Incassable, une profession de foi


Les producteurs qui se frottaient les mains à la sortie de Sixième Sens (1999 - The Sixth Sens) ont eu le temps de déchanter avec les films suivants de Shyamalan, qui va crescendo dans un refus du conformisme hollywoodien.
En arborant une thématique constante tout au long de ses films ayant comme vecteur premier la foi et des choix de traitement rigoristes dans la forme, Shyamalan s'affirme tout au long de sa filmographie comme un auteur décalé par rapport aux exigences économiques des longs métrages à gros budget.
Voyons comment, avec Incassable (2000 - Unbreakable), Shyamalan entame une fracture irrémédiable avec le cinéma commercial hollywoodien.

Incassable, pour moi le meilleur film de son auteur, donne le ton d'une œuvre dénotant singulièrement avec la vision hollywoodienne du super-héros, tout en s'attachant à en souligner les enjeux philosophiques propres à ce type de fiction.
Traitant de la genèse pénible d'un super-héros et de son double machiavélique, Shyamalan préfère s'attarder sur les relations familiales délicates du personnage, découlant en grande partie de sa nature de super-héros, mettant en lumière la fatalité dans la condition de tout super-héros, qui ainsi, se voit écarter de ceux qu'il a juré de protéger et trouve finalement comme seul reflet, celui qu'il doit combattre.

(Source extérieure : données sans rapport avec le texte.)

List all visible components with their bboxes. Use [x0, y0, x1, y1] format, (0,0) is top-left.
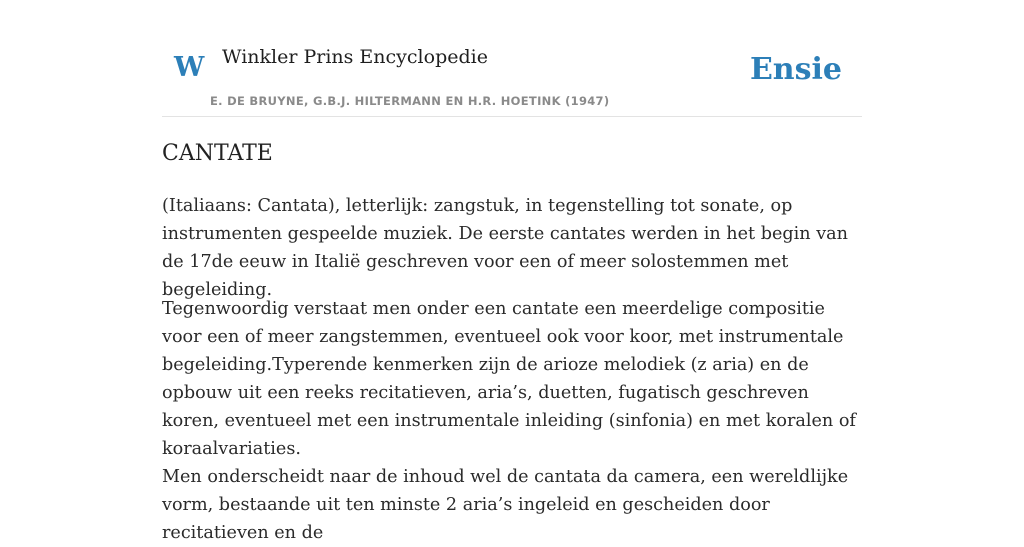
entry-title: CANTATE — [162, 141, 273, 166]
entry-paragraph: Men onderscheidt naar de inhoud wel de cantata da camera, een wereldlijke vorm, bestaande uit ten minste 2 aria’s ingeleid en gescheiden door recitatieven en de — [162, 467, 849, 543]
publication-title[interactable]: Winkler Prins Encyclopedie — [222, 46, 488, 68]
entry-paragraph: (Italiaans: Cantata), letterlijk: zangstuk, in tegenstelling tot sonate, op instrumenten gespeelde muziek. De eerste cantates werden in het begin van de 17de eeuw in Italië geschreven voor een of meer solostemmen met begeleiding. — [162, 196, 848, 300]
authors-line: E. DE BRUYNE, G.B.J. HILTERMANN EN H.R. HOETINK (1947) — [210, 94, 610, 108]
entry-paragraph: Tegenwoordig verstaat men onder een cantate een meerdelige compositie voor een of meer zangstemmen, eventueel ook voor koor, met instrumentale begeleiding.Typerende kenmerken zijn de arioze melodiek (z aria) en de opbouw uit een reeks recitatieven, aria’s, duetten, fugatisch geschreven koren, eventueel met een instrumentale inleiding (sinfonia) en met koralen of koraalvariaties. — [162, 299, 856, 459]
article-page — [162, 0, 862, 543]
header — [162, 0, 862, 117]
brand-logo[interactable]: Ensie — [749, 52, 842, 87]
publication-logo[interactable]: W — [174, 52, 205, 83]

L'incrédulité du héros quant à sa condition, son non-costume de super-héros ; une casquette et une simple tenue imperméable, la touchante scène d'ouverture tournée du point de vue d'un enfant qui le regarde, essayer maladroitement de flirter avec sa voisine dans un train, ou celle dans laquelle David Dunn (Bruce Willis) combat un méchant "ordinaire" en se contentant de l'agripper par derrière jusqu'à ce que ce dernier, de guerre lasse, abandonne la lutte, sont autant d'éléments qui permettent à Shyamalan de se démarquer du spectaculaire habituel propre à tout film de super-héros.

Cette incrédulité première de David contraste avec la foi infinie et pathologique d'Elijah Price (Samuel L. Jackson) dans son destin, n'ayant de cesse de rechercher son inverse parfait, seul capable d'accréditer cette thèse ... deux faces inséparables d'une même pièce. La création de l'une aboutissant fatalement à celle de l'autre dans ce qu'on appellerait en logique une relation de réciprocité.

L'affiche, pied de nez au titre du film, n'est en rien innocente, qui montre un miroir brisé dans lequel on peut voir à la fois David et Elijah, symbole du point de vue de Shyamalan ; respectueux des codes propres au genre (qu'il ne cesse d'expliciter à travers le personnage de Price) et iconoclaste dans son traitement, afin de redonner une substance et une profondeur à une sous-culture trop souvent diluée dans son traitement cinématographique.